Congrégation pour la Doctrine de la Foi
Le 25 mai 2018
À son Éminence révérendissime
Monsieur le Cardinal Reinhard Marx
Archevêque de Munich et de Freising
Président de la Conférence Épiscopale Allemande
Éminence et cher Président,
Au terme de notre entretien fraternel du 3 mai 2018 sur le document « Mit Christus gehen… » [« Cheminer avec le Christ. Sur le chemin de l’unité. Mariages interconfessionnels et participation commune à l’Eucharistie. Un guide pastoral de la Conférence épiscopale allemande »] nous avions convenu ensemble que j’aurais informé le Saint-Père de notre rencontre.
Au cours de l’audience du 18 mai 2018, j’avais déjà parlé avec le Pape François de notre rencontre et je lui avais remis une synthèse de l’entretien. Le 24 mai 2018, j’ai à nouveau discuté de cette question avec le Saint-Père. A la suite de ces rencontres, je voudrais porter les points suivants à votre connaissance, avec l’accord explicite du Pape.
1. Les nombreux efforts œcuméniques de la Conférence épiscopale allemande et en particulier l’intense collaboration avec le conseil de l’Église évangélique d’Allemagne méritent d’être reconnus et appréciés. La commémoration commune de la Réforme de 2018 a montré qu’au cours des années et décennies, on a trouvé une base susceptible de témoigner ensemble de Jésus Christ, le sauveur de tous les hommes, et de travailler ensemble de façon constructive et décisive dans de nombreux domaines de la vie publique. Tout cela nous encourage à aller de l’avant avec confiance sur le chemin d’une unité toujours plus profonde.

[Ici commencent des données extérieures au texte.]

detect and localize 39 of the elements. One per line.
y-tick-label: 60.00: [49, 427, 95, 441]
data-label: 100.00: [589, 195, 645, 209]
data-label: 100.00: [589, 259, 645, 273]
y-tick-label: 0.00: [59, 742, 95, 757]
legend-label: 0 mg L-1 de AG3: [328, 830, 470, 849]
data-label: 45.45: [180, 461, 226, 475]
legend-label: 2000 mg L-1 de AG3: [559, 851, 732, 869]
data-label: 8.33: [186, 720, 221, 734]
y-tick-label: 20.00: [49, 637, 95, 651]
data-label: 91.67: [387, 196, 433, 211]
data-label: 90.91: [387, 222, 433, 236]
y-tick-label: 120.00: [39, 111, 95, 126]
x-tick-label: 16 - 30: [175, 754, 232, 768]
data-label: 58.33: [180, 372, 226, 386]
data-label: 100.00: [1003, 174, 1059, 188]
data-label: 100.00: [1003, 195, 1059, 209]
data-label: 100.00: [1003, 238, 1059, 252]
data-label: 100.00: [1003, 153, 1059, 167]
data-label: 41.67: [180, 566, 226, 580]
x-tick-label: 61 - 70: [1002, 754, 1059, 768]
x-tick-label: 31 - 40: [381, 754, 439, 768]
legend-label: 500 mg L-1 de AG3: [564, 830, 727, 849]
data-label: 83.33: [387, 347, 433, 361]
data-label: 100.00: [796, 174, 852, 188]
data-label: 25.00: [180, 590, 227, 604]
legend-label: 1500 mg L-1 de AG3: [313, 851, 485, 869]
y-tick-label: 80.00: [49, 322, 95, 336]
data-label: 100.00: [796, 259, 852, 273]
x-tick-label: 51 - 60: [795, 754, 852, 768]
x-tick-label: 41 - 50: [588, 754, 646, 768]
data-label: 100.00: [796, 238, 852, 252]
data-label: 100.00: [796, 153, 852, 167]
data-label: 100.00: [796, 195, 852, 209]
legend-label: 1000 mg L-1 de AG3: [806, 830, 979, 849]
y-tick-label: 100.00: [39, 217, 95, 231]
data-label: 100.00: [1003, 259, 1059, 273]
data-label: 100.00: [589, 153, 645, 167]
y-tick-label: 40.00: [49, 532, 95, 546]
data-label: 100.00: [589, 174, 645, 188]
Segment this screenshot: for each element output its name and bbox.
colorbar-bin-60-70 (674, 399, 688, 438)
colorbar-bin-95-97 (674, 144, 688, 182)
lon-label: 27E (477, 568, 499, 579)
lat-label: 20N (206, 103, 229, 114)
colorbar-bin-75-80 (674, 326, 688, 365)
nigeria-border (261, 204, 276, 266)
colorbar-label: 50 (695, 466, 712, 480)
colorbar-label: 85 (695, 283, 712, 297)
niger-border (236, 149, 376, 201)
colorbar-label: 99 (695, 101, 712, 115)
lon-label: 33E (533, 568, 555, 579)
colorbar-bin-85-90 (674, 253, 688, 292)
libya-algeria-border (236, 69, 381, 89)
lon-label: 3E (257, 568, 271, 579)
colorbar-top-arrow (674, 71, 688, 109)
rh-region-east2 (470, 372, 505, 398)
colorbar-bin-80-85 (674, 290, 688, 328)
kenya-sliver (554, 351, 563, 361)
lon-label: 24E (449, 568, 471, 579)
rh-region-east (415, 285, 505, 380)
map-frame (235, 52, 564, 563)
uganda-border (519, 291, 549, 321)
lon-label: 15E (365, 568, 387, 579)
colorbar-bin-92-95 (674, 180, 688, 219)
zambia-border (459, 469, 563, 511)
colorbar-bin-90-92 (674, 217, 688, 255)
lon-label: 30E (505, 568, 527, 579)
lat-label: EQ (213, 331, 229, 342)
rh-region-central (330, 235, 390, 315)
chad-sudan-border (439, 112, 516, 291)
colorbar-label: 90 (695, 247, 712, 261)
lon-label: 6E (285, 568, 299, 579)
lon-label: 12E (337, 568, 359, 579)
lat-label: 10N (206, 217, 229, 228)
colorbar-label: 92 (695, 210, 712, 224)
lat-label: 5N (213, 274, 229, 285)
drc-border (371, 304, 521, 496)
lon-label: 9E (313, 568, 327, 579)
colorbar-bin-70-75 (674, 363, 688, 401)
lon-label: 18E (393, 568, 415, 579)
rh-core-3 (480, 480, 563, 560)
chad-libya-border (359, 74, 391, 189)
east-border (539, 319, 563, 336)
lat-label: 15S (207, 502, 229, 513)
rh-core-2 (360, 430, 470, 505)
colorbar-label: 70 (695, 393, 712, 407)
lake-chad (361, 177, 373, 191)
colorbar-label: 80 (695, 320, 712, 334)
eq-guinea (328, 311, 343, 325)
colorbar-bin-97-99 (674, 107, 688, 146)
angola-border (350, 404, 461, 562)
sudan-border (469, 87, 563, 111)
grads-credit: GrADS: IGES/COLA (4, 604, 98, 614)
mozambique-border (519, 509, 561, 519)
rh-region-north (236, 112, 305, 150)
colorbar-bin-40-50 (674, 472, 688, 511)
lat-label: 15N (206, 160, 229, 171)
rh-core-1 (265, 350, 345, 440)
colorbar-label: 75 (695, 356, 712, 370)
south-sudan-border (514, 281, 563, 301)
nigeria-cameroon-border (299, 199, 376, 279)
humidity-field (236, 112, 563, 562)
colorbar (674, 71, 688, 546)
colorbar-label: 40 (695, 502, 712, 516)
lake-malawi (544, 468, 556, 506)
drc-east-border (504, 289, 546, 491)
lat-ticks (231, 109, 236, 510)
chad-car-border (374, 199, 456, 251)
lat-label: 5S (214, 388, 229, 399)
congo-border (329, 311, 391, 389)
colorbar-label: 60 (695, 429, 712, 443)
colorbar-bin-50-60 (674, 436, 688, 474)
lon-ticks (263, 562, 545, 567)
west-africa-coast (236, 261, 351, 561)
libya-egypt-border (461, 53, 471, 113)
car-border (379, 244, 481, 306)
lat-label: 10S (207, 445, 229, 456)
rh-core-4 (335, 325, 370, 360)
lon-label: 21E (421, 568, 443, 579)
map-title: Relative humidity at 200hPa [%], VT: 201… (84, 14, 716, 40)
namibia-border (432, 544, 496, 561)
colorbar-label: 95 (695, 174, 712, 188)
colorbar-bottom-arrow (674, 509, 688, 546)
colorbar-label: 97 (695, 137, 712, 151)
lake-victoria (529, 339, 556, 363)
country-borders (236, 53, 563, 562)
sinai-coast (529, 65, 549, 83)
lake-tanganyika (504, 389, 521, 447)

2. Notre entretien du 3 mai 2018 a montré que le texte du guide soulève une série de problèmes de grande importance. Le Saint-Père est donc parvenu à la conclusion que ce document n’est pas mûr pour être publié. Les raisons essentielles de cette décision peuvent être résumées comme suit :
a. La question de l’admission à la communion de chrétiens évangéliques dans des mariages interconfessionnels est un thème qui touche à la foi de l’Église et qui concerne l’Église universelle.
b. Une telle question a des impacts sur les rapports œcuméniques avec d’autres Églises et d’autres communautés ecclésiales qu’il convient de ne pas sous-estimer.
c. Cette thématique concerne le droit de l’Église, principalement l’interprétation du canon 844 CIC (2). Étant donné que dans certains secteurs de l’Église, il y a des questions ouvertes sur ce sujet, les dicastères compétents du Saint-Siège ont déjà été chargés de fournir une clarification convenable sur ces questions au niveau de l’Église universelle. Il semble en particulier opportun de laisser l’évêque diocésain juger de l’existence d’une « grave nécessité ».
3. Il est très important pour le Saint-Père que l’esprit de collégialité épiscopale reste vivant au sein de la Conférence épiscopale allemande. Comme le Concile Vatican II l’a souligné, « les Conférences épiscopales peuvent, aujourd’hui, contribuer de façons multiples et fécondes à ce que le sentiment collégial se réalise concrètement. » (Constitution dogmatique « Lumen gentium », n°23).
Ayant porté cela à votre connaissance, je vous adresse mes salutations fraternelles et mes meilleurs vœux de bénédiction.
Vôtre dans le Seigneur,
Luis F. Ladaria, S.I.
Évêque titulaire de Thibica
Préfet
(1) Ce qui se passe en Allemagne
(2) (cette note est un ajout de la rédaction de didoc)
Can. 844 – § 1. Les ministres catholiques administrent licitement les sacrements aux seuls fidèles catholiques qui, de même, les reçoivent licitement des seuls ministres catholiques, restant sauves les dispositions des §§ 2, 3, et 4 du présent canon et du Can. 861 § 2.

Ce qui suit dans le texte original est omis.